Também o Ensino Religioso pluriconfessional é mais uma maneira de escamotear a questão. Mesmo que todas as religiões, no que se incluiria as de matriz africana, indígenas, politeístas, panteístas etc, gozassem de igual poder na disputa por este espaço de franco proselitismo, contanto que todas tivessem interesse em fazê-lo, não estariam contemplados os grupos não religiosos. O Ensino Religioso confessional nas escolas públicas sempre será, portanto, uma afronta ao Estado Democrático de Direito e laico.

A escola como espaço de aprendizagem dos conhecimentos historicamente acumulados pela humanidade, rege-se a partir de uma ótica científica, ou seja por métodos considerados válidos. Só existe um caminho para que a presença das religiões no espaço público de aprendizagem não se caracterize em uma afronta aos interesses coletivos: estar submetida aos mesmos métodos que qualquer área do saber, ou seja como objeto de estudo.
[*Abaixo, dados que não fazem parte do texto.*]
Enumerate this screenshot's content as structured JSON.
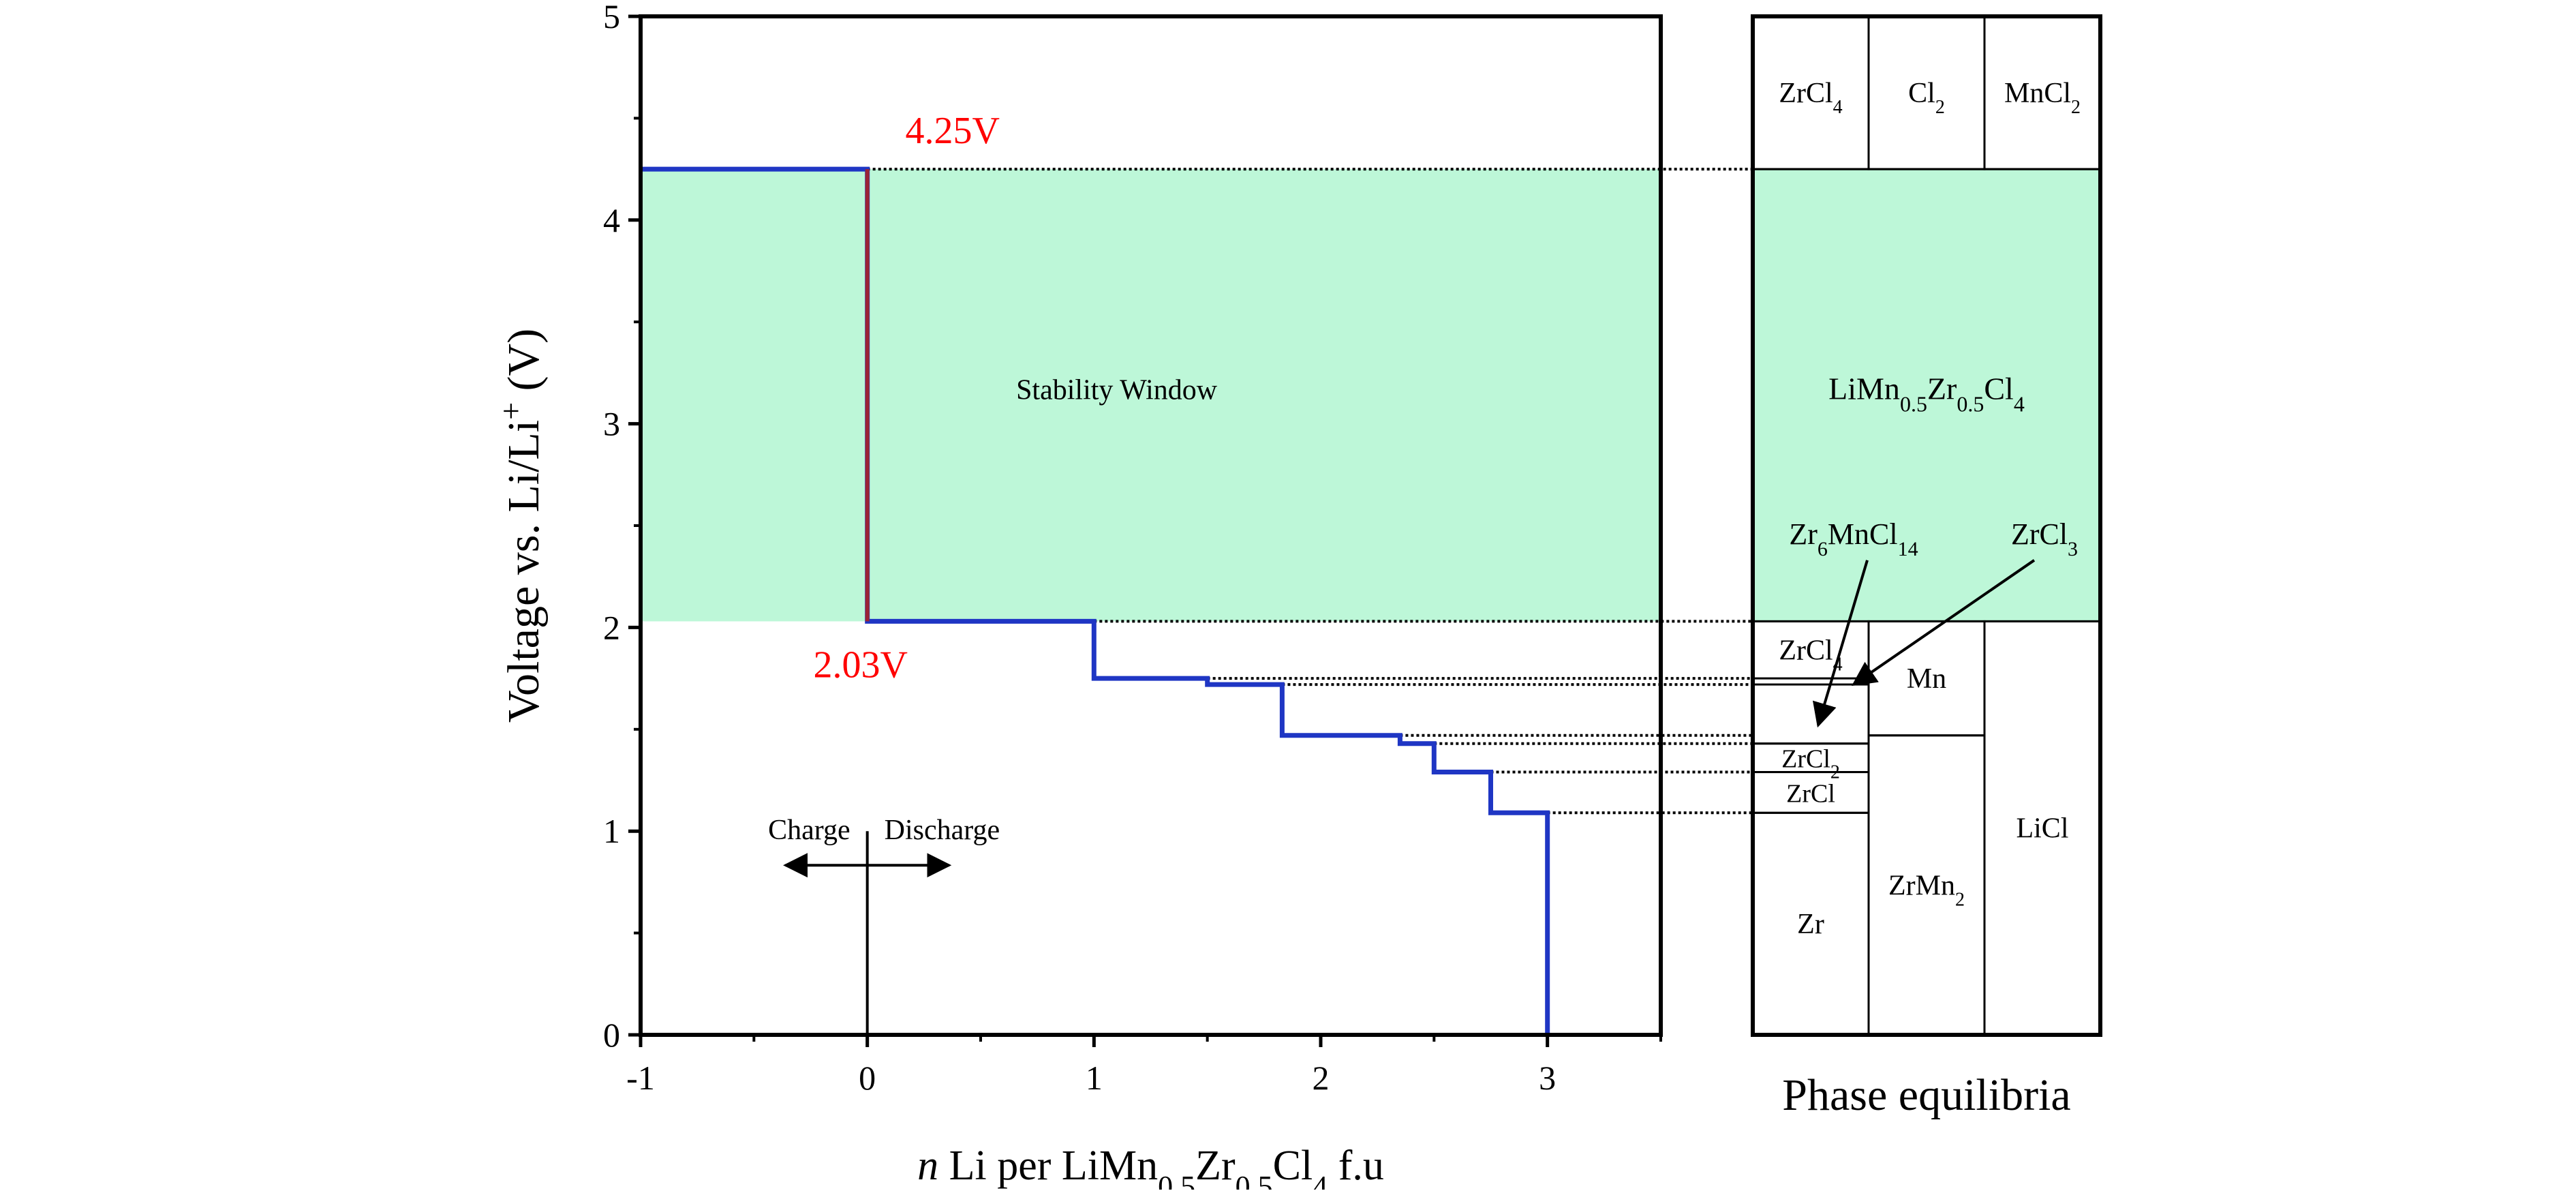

Contudo, o Estado brasileiro valendo-se da nebulosidade que envolve a questão se recusa a regulamentar o estudo das religiões,  atribuindo-lhe os parâmetros da cientificidade, esquivando-se dessa forma do confronto com o poderio religioso que é também poder político e econômico.

A ausência de regulamentação favorece esta presença dissimulada e livre da religião e a dificuldade de combatê-la. Além da presença oficial pelo Ensino Religioso, a religião se faz presente nos espaços públicos de ensino por meio de  objetos e imagens religiosas que “ornamentam” distintos ambientes, por meio de conteúdos que afirmam o discurso religioso como orações e atividades referentes a feriados religiosos. Para além do espaço escolar a interferência religiosa permeia ainda leis e conteúdos educacionais como é o caso do embargo do kit anti- homofobia, a retirada da equidade de gênero como meta do Plano Nacional de Educação e agora a declarada permissão da confessionalidade como conteúdo das aulas de Ensino Religioso.

A negação da presença da religião dentro do espaço público de ensino sob qualquer forma, por outro lado, não tem contribuído a uma reflexão profunda acerca de suas complexas relações, é um brado inaudível em meio a tanto obscurantismo.

Enquanto se tenta, inutilmente, limitar as religiões ao  território privado, os poderes religiosos conservadores vem dominando a cena pública com a ocupação direta no legislativo, interferência notável no executivo e judiciário, fazendo valer seus privilégios e recolhendo-se ao seu domínio privado quando lhe convém. Exemplo disso é a isenção de impostos, a utilização de espaços de culto para campanhas eleitorais e  a concessão de canais de comunicação.

É preciso reconhecer que, gostemos ou não, as religiões, por essência políticas, fazem parte do público e tem sim um espaço dentro da arena democrática, por isso mesmo devem estar submetidas às regras próprias desta arena da mesma forma que qualquer outra instituição ou indivíduo.

Por fim nos cabe ainda a reflexão sobre os motivos que levam a educação pública a ser tomada como cavalo de batalha para o ativismo conservador. O que está por trás dos interesses em transformar salas de aula em púlpitos religiosos e “apolíticos”? Salta aos olhos o paradoxo conservador: enquanto o movimento Escola Sem Partido afirma categoricamente que a/o professor/a como agente público não pode imprimir sua opinião em sua prática docente, os mesmos defensores acolhem com júbilo que professores possam manifestar e ensinar sua fé.

Para nós que partimos de uma perspectiva democrática e laica, cabe enfrentar essas complexas questões, desprendendo-nos das margens seguras que têm nos guiado até agora e adentrar este terreno movediço, ainda que com passos trôpegos sentido ao seu núcleo. Pois se não nos dispormos a caminharmos com nossas próprias pernas, seremos empurrados e nos perderemos em seus caminhos labirínticos.

Gisele Pereira, historiadora e cientista da religião, professora do Ensino Básico; integrante da equipe de coordenação de Católicas pelo Direito de Decidir.